I don't think he did an explicit integration; rather, he (probably) used some standard theorems about Fourier transforms and their inverses. For example, if you use a Fourier transform defined by
$$g(\theta) = ({\cal F}f)(\theta) \equiv \int_{-\infty}^{\infty} f(t) e^{-2 \pi i \theta t} \, dt, $$
then for piecewise smooth ## f ## which, together with all its derivatives, decay quickly as ##t \to \pm \infty##, we have
$$ ({\cal F}^{-1} g) (t) \equiv
\int_{-\infty}^{\infty} g(\theta) e^{+2 \pi i \theta t} \, d \theta = \frac{1}{2} \left[ f(t-) + f(t+)\right],$$
where ##f(t-)## and ##f(t+)## are the left-hand limits and right-hand limits of ##f(u)## as ##u \to t##.
In other words, at points ##t## where ##f(t)## is continuous we have ##({\cal F}^{-1} g) (t) = f(t)##, but at a point ##t## where ##f## has a "jump discontinuity" the inverse F.T. equals the average of the two ## f ## values on either side of the jump.

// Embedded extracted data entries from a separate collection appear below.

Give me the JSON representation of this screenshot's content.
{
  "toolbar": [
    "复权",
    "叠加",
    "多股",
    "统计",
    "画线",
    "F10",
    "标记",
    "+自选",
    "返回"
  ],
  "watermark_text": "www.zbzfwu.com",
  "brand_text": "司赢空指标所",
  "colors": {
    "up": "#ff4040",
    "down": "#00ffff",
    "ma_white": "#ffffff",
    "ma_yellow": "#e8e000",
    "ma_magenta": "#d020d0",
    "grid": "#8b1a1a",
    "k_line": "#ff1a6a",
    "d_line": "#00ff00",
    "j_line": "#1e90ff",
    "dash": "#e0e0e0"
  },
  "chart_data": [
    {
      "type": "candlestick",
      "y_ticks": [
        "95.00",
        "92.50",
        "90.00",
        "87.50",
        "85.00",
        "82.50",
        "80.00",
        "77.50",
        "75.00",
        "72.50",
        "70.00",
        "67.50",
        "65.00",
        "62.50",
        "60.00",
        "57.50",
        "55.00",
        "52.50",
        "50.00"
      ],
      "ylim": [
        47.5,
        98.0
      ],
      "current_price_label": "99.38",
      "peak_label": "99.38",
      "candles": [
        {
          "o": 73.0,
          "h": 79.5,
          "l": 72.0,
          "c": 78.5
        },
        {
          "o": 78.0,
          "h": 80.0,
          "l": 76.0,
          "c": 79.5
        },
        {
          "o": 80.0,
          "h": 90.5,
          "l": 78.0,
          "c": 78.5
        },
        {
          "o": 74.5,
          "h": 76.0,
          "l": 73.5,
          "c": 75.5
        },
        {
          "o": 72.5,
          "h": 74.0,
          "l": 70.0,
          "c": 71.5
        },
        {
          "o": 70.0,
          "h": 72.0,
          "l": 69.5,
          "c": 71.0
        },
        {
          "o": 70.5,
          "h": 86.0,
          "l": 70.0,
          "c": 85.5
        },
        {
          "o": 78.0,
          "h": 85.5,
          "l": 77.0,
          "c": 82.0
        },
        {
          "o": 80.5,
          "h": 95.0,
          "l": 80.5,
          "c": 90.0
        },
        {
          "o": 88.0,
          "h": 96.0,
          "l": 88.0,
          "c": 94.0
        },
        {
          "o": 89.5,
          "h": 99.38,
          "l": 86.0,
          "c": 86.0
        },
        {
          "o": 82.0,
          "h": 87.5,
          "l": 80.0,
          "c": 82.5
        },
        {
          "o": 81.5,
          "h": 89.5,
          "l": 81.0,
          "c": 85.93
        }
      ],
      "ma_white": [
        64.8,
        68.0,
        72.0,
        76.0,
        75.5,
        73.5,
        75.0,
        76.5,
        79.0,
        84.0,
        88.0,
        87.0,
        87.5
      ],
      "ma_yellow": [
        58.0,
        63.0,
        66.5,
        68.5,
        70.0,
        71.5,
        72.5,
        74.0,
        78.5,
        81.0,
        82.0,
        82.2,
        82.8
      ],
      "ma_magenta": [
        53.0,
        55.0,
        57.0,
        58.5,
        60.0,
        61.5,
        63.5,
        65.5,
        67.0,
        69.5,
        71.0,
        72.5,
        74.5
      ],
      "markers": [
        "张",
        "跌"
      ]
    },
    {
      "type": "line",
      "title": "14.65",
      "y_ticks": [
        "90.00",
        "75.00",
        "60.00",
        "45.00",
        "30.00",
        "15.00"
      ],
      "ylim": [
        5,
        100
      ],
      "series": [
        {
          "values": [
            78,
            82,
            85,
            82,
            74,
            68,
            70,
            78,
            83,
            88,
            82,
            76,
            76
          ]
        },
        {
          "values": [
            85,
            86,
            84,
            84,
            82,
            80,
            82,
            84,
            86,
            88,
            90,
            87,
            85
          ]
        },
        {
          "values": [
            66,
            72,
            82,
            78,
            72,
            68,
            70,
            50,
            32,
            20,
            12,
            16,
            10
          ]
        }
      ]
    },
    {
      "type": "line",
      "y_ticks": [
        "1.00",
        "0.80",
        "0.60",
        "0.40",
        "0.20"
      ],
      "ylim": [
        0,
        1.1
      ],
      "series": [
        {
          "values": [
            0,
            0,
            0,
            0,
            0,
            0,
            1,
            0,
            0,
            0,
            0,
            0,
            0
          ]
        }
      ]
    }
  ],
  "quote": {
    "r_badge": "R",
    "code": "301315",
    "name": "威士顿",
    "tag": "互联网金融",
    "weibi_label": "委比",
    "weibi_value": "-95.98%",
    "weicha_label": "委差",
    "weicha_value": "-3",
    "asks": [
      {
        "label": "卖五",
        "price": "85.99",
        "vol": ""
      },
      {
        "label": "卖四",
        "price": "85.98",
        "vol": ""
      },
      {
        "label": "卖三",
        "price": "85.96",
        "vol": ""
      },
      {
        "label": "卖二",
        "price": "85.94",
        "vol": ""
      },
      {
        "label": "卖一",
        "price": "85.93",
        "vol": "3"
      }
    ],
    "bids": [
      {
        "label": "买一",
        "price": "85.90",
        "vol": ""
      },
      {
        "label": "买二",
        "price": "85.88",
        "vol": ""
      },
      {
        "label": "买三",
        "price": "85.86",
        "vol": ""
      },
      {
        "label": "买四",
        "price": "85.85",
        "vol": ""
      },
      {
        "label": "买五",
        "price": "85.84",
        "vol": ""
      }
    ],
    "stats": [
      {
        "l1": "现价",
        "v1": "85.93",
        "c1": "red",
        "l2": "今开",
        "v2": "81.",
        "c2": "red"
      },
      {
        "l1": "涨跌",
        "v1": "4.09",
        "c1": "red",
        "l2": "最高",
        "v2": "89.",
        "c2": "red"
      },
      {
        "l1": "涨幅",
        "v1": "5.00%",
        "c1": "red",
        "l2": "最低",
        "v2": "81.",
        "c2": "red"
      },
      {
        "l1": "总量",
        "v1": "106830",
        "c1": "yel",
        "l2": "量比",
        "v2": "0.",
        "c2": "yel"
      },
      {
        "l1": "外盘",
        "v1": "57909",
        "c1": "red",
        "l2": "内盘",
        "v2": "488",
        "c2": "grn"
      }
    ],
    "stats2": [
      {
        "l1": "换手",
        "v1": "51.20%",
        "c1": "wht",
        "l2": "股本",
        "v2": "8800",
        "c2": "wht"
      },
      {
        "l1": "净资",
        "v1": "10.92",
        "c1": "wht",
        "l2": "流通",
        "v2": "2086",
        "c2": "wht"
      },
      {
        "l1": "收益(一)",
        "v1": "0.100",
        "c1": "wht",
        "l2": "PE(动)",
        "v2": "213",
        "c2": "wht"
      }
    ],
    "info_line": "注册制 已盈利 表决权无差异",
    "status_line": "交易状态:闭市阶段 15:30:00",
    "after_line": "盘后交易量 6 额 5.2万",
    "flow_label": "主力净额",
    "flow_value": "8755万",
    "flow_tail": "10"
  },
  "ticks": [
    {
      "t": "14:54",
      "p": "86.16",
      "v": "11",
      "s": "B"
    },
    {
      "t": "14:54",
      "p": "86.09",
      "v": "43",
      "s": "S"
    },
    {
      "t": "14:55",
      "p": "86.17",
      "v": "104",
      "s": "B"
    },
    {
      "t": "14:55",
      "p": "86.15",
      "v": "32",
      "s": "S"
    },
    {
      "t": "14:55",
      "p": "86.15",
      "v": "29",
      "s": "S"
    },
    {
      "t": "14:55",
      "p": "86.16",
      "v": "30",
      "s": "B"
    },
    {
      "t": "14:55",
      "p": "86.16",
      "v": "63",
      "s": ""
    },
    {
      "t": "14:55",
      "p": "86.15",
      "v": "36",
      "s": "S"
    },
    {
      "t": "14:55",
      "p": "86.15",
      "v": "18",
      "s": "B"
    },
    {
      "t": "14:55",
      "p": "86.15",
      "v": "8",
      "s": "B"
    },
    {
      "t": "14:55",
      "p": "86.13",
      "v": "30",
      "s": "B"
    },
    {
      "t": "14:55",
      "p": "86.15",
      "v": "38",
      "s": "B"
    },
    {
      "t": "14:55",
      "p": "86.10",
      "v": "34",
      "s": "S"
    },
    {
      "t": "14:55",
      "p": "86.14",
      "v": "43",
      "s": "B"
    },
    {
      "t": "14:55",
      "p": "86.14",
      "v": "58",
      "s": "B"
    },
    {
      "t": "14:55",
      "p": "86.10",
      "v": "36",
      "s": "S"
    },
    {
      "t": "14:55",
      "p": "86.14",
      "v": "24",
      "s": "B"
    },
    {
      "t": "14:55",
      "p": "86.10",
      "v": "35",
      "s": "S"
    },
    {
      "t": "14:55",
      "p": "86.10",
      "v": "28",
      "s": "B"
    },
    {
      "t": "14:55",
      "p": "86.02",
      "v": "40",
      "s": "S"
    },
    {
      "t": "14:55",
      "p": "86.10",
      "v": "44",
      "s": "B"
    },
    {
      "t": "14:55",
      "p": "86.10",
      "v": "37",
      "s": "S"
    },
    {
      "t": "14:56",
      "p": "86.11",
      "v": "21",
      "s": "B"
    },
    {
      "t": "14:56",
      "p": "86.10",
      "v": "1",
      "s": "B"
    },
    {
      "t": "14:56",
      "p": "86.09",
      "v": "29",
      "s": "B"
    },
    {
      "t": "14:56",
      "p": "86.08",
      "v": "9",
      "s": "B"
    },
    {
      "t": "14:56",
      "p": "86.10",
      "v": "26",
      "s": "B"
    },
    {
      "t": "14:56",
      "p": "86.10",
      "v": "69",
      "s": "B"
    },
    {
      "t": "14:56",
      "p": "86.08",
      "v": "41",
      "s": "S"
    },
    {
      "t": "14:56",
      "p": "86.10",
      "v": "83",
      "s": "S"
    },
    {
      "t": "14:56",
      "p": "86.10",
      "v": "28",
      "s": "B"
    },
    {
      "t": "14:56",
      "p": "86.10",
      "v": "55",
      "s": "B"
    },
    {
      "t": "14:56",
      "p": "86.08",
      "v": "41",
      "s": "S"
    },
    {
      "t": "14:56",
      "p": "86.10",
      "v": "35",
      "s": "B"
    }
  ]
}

The ##f(t)## in your problem has jump discontinuities at ##t=-1## and ##t=1## but is continuous everywhere else (and it certainly is damped at large valus of ##|t|##), so that gives the result, up to some constants. The author uses a different definition/normalization for the Fourier transform (using ##i \omega t## instead of ##2 \pi i \theta t## in the exponent), so the inverse will have an extra multiplicative constant in it; you can work out the details for yourself.
Note: the theorem I cited above is not trivial, and may not be proved at all in an introductory course or an "engineering math" or "math for physics course". A brief proof outline is given in
https://en.wikipedia.org/wiki/Fourier_inversion_theorem
but it is very short and leaves out a lot of details for the reader to fill in if he/she can.
A longer and more detailed proof is in
https://www.ima.umn.edu/~miller/fouriertransform.pdf
but it is still not easy.